The first attempt was intuitive: show less repeated content. But when the ML team reduced repetition across the board, GMV dropped. Leadership got cautious, and the team was stuck — they couldn't ignore the complaints, but the only solution they'd tried made things worse.
I was brought in to figure out what was actually going on. Everyone was asking "how do we reduce repetition?" I had a feeling that wasn't the right question.
When someone says "I keep seeing the same stuff," they might mean the content is actually identical.
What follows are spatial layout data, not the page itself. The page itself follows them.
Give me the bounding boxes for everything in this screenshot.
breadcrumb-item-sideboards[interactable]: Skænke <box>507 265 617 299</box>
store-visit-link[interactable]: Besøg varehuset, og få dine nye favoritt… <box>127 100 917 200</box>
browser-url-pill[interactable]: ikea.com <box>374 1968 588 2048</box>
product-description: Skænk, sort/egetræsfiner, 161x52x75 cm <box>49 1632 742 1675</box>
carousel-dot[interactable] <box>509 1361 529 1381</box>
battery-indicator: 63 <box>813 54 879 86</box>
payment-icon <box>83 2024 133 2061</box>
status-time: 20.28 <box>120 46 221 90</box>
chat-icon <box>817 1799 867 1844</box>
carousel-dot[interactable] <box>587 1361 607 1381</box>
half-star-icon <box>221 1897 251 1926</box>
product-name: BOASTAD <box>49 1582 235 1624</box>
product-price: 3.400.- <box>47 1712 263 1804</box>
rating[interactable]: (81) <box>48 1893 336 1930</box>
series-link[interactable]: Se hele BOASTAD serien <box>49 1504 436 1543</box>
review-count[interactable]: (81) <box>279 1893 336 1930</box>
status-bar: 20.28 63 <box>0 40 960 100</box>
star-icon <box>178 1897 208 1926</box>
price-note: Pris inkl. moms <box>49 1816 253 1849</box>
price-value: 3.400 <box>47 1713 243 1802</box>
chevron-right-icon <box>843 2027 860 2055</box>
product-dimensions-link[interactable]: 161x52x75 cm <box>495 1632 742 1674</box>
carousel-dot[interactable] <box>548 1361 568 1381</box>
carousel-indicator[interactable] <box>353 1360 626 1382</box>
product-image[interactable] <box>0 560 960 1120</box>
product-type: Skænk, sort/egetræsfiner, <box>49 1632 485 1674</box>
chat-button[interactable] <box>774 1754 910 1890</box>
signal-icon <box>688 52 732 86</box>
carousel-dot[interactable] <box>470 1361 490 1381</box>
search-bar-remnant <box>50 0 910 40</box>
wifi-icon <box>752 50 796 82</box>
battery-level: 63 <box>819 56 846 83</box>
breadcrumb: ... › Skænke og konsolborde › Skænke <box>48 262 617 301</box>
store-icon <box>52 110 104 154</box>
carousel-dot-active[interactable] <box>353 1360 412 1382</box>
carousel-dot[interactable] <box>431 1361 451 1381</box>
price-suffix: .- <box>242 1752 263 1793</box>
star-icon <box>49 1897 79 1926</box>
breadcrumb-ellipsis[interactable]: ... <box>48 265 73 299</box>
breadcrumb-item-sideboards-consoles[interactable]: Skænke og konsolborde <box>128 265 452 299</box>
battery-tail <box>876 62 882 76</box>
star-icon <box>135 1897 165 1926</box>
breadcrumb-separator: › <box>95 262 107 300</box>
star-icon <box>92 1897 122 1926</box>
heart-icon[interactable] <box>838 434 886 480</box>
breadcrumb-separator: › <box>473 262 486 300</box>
Or they might mean something subtler: the content feels irrelevant, and irrelevant content is more noticeable when it recurs.
So based on initial conversations with users, I reframed the question: does the experience of repetitiveness depend on how relevant the content is? If yes, the solution isn't less repetition — it's better relevance.
I surveyed 5,000 TikTok Shop users, stratified by usage frequency. Each participant rated three videos that varied systematically in relevance — one from a category they'd actively searched for, one they'd engaged with but never searched, and one they'd never interacted with.
This isolated the effect of relevance on perceived repetitiveness while controlling for actual exposure. The stakes warranted a large sample and a proper regression model rather than something lighter.
Content that matched a user's search intent was rated as significantly less repetitive — even when shown more often. Content from categories they'd never engaged with felt the most repetitive, even at lower exposure.
Repetition isn't really about seeing the same content. It's about seeing content that feels irrelevant — and irrelevant content becomes more annoying the more it shows up.
"Relevance matters" isn't something an ML engineer can implement. I ran a secondary analysis ranking which signals (identified through the qualitative work) best predict whether a user will experience content as repetitive.
This became the weighting structure for new diversity controls. Instead of suppressing all repeated content, the algorithm would check whether it matched the user's inferred intent — and only intervene when it didn't.
An A/B test with tens of thousands of users validated the approach: a low single-digit GMV lift (the previous attempt had decreased GMV), a measurable drop in repetition complaints, and the lowest complaint rates for high-relevance content. The recommendation algorithm was permanently updated.